You should not be embarrassed. Your office should be embarrassed that they put you in this situation, and that they didn’t offer to cut you a check that day to make it immediately right.
I promise you any coworkers who knew what was going on were sympathetic and not judging you; some of them may have been judging your company (and rightly so). Anyone who didn’t know what was going on but knew you were crying probably figured something else explained it — there are so many things that could legitimately cause tears at work, from illness to a family emergency to terrible personal news.
Don’t give it another thought.
4. All my emails end with “let me know if you have any questions”
Do you have any suggestions for an alternate phrasing of “let me know?” I was filing my emails the other day and noticed that this has become a catchphrase of mine. Since then, I have been pausing to consider other ways of closing emails when I’d usually just say, “Let me know if you have any questions or comments.”
Or, you could tell me that I’m overthinking things and I’ll just resign myself to updating my email signature.
Well, you’re probably overthinking it. But I wonder if you’re searching for a closing sentence when you actually don’t need one. Sometimes you really do need to say “let me know if you have any questions.” But a lot of the time, that’s understood to be implied by the context and you don’t need to say it explicitly every time. I would experiment with leaving it off and just signing off with, “Thank you” or even just your name.
If you really do feel the context demands it, though, there are other ways to word it: “Hope that makes sense! Let me know if I can clarify anything.” … “Glad to answer any questions you might have.” … “Happy to set up a call to talk further.” … etc. But I wouldn’t worry too much about it.

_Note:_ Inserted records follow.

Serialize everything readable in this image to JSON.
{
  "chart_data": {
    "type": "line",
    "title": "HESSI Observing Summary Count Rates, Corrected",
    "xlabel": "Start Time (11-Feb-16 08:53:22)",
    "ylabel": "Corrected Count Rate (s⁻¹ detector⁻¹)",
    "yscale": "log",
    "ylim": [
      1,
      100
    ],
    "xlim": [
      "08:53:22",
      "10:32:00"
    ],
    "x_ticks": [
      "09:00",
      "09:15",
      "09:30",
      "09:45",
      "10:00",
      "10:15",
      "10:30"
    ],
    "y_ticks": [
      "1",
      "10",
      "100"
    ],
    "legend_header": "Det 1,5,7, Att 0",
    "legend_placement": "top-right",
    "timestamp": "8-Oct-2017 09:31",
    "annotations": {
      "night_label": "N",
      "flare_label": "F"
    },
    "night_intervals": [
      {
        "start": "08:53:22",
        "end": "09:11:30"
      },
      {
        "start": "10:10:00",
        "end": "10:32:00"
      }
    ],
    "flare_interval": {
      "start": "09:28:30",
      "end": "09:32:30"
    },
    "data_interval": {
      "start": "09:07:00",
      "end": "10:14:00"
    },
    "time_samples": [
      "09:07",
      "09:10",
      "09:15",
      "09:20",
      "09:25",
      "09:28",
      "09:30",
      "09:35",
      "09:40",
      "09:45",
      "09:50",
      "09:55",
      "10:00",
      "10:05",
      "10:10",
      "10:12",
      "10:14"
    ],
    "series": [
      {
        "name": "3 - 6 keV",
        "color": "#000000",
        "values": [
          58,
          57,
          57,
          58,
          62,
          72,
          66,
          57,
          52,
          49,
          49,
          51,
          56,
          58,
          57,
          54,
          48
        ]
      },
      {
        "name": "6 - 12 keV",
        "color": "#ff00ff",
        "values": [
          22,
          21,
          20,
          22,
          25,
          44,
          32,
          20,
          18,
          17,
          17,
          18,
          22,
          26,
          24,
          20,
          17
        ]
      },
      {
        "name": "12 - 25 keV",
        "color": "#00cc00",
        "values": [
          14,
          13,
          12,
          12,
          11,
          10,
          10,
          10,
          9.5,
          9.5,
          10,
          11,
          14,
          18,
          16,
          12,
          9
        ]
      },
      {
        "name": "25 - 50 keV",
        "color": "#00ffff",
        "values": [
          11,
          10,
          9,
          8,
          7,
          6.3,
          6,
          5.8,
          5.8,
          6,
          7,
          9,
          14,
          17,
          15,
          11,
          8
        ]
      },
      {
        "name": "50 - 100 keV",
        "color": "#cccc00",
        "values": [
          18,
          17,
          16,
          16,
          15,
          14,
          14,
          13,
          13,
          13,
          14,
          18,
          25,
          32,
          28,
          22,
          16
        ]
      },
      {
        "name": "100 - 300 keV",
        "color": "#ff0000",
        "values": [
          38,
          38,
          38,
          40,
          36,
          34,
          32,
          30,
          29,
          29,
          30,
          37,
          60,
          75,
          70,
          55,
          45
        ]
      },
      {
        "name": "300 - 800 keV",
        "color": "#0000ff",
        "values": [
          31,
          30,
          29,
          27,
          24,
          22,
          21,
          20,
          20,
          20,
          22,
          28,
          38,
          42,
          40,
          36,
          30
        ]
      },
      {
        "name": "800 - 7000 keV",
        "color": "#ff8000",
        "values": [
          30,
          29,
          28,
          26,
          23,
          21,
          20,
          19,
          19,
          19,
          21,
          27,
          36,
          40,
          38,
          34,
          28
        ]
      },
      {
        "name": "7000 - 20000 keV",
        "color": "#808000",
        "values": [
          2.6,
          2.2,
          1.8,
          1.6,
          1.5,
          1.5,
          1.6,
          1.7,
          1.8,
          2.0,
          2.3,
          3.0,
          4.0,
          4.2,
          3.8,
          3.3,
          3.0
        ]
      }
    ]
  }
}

5. Should a company reimburse employees for personal financial loss for vacations tied to a cancelled off-site?
My partner recently started a job (in the U.S.) at a company headquartered in a major European city. Every year they send all their employees to the HQ for a week-long kick-off event. One of the perks tied to the trip is that they allow some employees (depending on tenure and availability) to take vacation before or after the event. Since it is a faraway destination for the U.S.-based employees, this planning happens months in advance.
This year, because of concerns about coronavirus, the company cancelled the off-site with a week’s notice, including all flights. So, the people who had planned vacation time around the event now either have to book new flights at their own expense or miss the trip and eat the cost of whatever is nonrefundable for hotels, tours, rental cars, etc. Do you think the company has an obligation to help offset the financial impact of the sponsored trip’s cancellation for these employees, or is it a risk inherently tied to the perk? My partner wasn’t impacted (he’s too new to be eligible) but I’m curious to hear your opinion.
Ugh. I think ultimately it’s a risk inherent to the perk, and it’s not realistic to expect the company to cover everyone’s canceled vacation plans, especially for a cancellation that was out of their hands. But it really sucks, and the company should make it clear they understand the difficulties it caused people. What do others think?